We found this article to be a very interesting look at the ethics of egg donation. It’s good food for thought, particularly in light of the fact that there has been very little scientific research on the long-term outcomes for egg donors, nor has there been systematic follow up with the women.

Last year, the Center for Disease Control and Prevention did begin requiring that fertility clinics report information on their donors. The CDC collected data on the short-term consequences of egg donation, and the expanded data set will give insight to issues like increased risk of ovarian hyperstimulation syndrome. But the long-term effects are still not being addressed.

Most of the research conducted on egg stimulation and extraction has focused on women undergoing in vitro fertilization, or IVF. It’s the same procedure as an egg donation. But the populations are different. Most women undergo IVF because they are infertile. Often, that infertility is a symptom of other health problems.

Donors, by contrast, are chosen precisely because they don’t have such health problems.

“I think it’s fair to say that they’re not the same population,” said Dr. Richard J. Paulson, president of the American Society for Reproductive Medicine and a specialist at the University of Southern California’s Keck School of Medicine. “I think that it is a valid point that we do not have very good long-term follow-up,” he said.

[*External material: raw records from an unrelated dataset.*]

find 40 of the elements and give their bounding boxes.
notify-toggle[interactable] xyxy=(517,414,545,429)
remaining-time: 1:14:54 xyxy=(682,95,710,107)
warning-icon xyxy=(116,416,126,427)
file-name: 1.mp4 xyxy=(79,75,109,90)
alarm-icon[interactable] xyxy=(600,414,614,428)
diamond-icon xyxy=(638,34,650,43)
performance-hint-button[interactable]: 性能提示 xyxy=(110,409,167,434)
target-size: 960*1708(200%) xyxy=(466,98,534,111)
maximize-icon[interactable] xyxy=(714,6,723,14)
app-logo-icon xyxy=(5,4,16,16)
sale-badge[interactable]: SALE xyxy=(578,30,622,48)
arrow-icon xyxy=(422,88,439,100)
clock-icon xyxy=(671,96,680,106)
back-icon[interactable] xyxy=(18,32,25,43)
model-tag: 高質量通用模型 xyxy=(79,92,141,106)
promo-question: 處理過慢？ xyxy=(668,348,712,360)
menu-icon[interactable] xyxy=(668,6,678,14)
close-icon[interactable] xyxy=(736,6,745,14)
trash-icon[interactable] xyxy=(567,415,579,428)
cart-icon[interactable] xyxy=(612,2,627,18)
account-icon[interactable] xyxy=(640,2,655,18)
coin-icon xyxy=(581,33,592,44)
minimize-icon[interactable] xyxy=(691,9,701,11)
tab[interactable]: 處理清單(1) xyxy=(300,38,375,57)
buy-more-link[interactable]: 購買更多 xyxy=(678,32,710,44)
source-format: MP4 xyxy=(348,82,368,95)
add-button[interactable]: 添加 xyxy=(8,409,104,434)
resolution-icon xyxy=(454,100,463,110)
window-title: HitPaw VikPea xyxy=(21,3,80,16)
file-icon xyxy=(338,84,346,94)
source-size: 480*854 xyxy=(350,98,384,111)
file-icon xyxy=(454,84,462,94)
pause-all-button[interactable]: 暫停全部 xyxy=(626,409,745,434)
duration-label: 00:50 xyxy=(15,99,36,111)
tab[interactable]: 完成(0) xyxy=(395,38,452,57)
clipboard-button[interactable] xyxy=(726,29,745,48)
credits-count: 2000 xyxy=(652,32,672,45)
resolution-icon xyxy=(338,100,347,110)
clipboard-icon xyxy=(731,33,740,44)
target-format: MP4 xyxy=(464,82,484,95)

There was one study done in 2005 that surveyed 80 women who had done egg donation as much as 20 years previously. But the sampling was too small and the study was far from scientifically sound, with its lack of medical records to document the respondents claims. It’s that “dearth of solid data [that] frustrates and enrages” Dr. Wendy Chavkin, who is a professor of public health and obstetrics and gynecology at the Columbia University Mailman School of Public Health and a co-founder of Global Doctors for Choice, a reproductive health advocacy group.

Egg donation nearly doubled from 2000 to 2010, when there were more than 18,000 donor cycles in the US, according to a study published in the Journal of the American Medical Association. The CDC reported that the number of donor cycles was 20,481 in 2014, the most recent year for which data is available. Experts predict the number will continue to rise as more women decide later in life to have children.

Chavkin argues that it’s not responsible to do so many procedures without more data.

“To be going out there and using these procedures in a widespread manner violates every aspect of public health policy. You’re supposed to have proof of efficacy, ethicality, proof of no other route,” she said. “Maybe donating is great, and a big boon, and consequences are minimal. But we don’t know.”